On November28th, the ship Dartmouth arrived loaded with tea. British law gave ships with imports twenty days to pay the duties or the local custom officials could confiscate the cargo. Hutchinson, when petitioned, would not allow the ship to leave the port without paying the duty. His sons, who acted as the Tea Consignees (authorized to receive the tea and see to its distribution) for Boston, also refused to back down and resign their positions, which happened in other American ports. Soon two more ships arrived in the harbor with the unwanted tea. Unable to return the tea to England and without being able to unload the tea due to the threats of local groups such as the Sons of Liberty, the captains of the ships were in a tight and dangerous spot.
On the night of December 17th, one of the largest public meetings in Boston convened at the Old South Meeting House. Speeches by Sam Adams, John Hancock, Joseph Warren and other Boston Whig leaders called for the return of the tea to England. Later in the evening, word came that a last minute plea to Governor Hutchinson to let the ships return was refused. Sam Adams announced publicly, “This meeting can do nothing further to save the country.”
The events that happened next have been debated since 1773, soon men arrived outside the Meeting House disguised as Mohawk Indians. Whether or not these men were signaled to move towards the ships with tea is unknown. As the “Mohawks” marched down Milk Street towards Griffin’s Wharf where the three ships of tea were docked, the thousands gathered inside the Old South Meetinghouse began to pour out of the building. Chants of “Boston a Teapot Tonight” and “Hurrah for Griffin’s Wharf” were reportedly heard. Some people followed the “Mohawks”, others continued to protest in the streets, while still others headed home believing that a confrontation was about to take place.
Many details remain unknown about who exactly the “Mohawks” were that marched on Griffin’s Wharf that night. The men used lamp soot and red ochre to disguise their faces and carried a wide assortment of weapons. As they made their way to the wharf, they yelled and “whooped” as Indians in a war party. If they had coordinated the timing with leaders in the Old South Meetinghouse, it is still unknown. The identities of most of these men either were never recorded or are lost to history; that is how tight their veil of secrecy was coupled with their sophisticated organization. As they made their way to the ships, the Whig leaders inside the Old South Meetinghouse stayed behind and were never directly part of what happened next.
The men, with a crowd behind them, approached the wharf. There they divided into three different groups, one for each of the ships, Dartmouth, Beaver and Eleanor. Being a port city, most of the men knew where to find the cargo they were looking for and how to operate on a ship.
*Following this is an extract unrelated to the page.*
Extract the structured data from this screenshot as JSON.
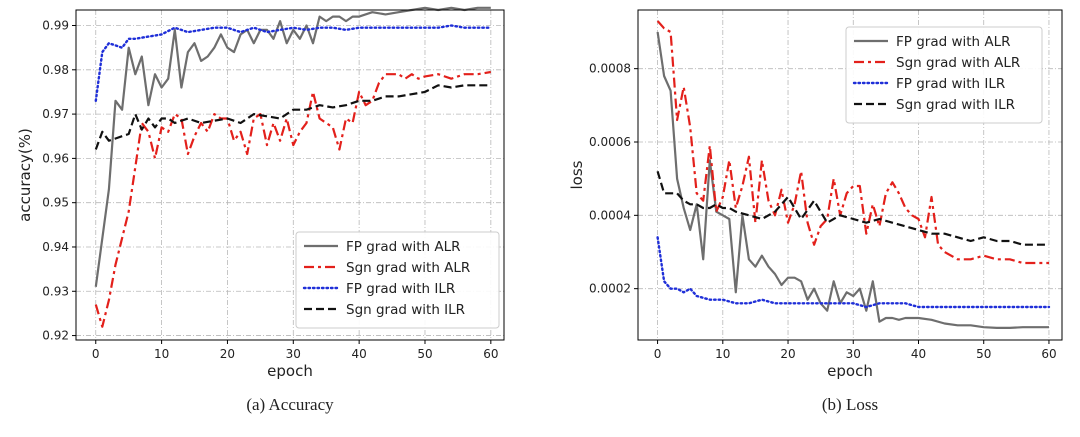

Respectively, most of the other cargo and private property on the ships were not touched. They were only after the tea. Hauling the chests to the deck, they were broken open and dumped into Boston Harbor. Some of the men watched to make sure no one was trying to steal any of the tea that they were dumping. The group of approximately 150 men worked quickly as the crowd of spectators grew.
The American Revolution did not just “happen.” It was the culmination of various events and acts that individually did not guarantee separation. As a collective, one can retroactively see how the accumulation of these events led to the inevitable. The Boston Tea Party was one of these events. This time it was different; this time Great Britain would respond in a way it never had before. The Tea Party gave the tinder box of revolution in America more fuel and many believed a small incident would cause a spark leading to open war between colonies and mother country. The spark would come on April 19, 1775 in the Massachusetts countryside.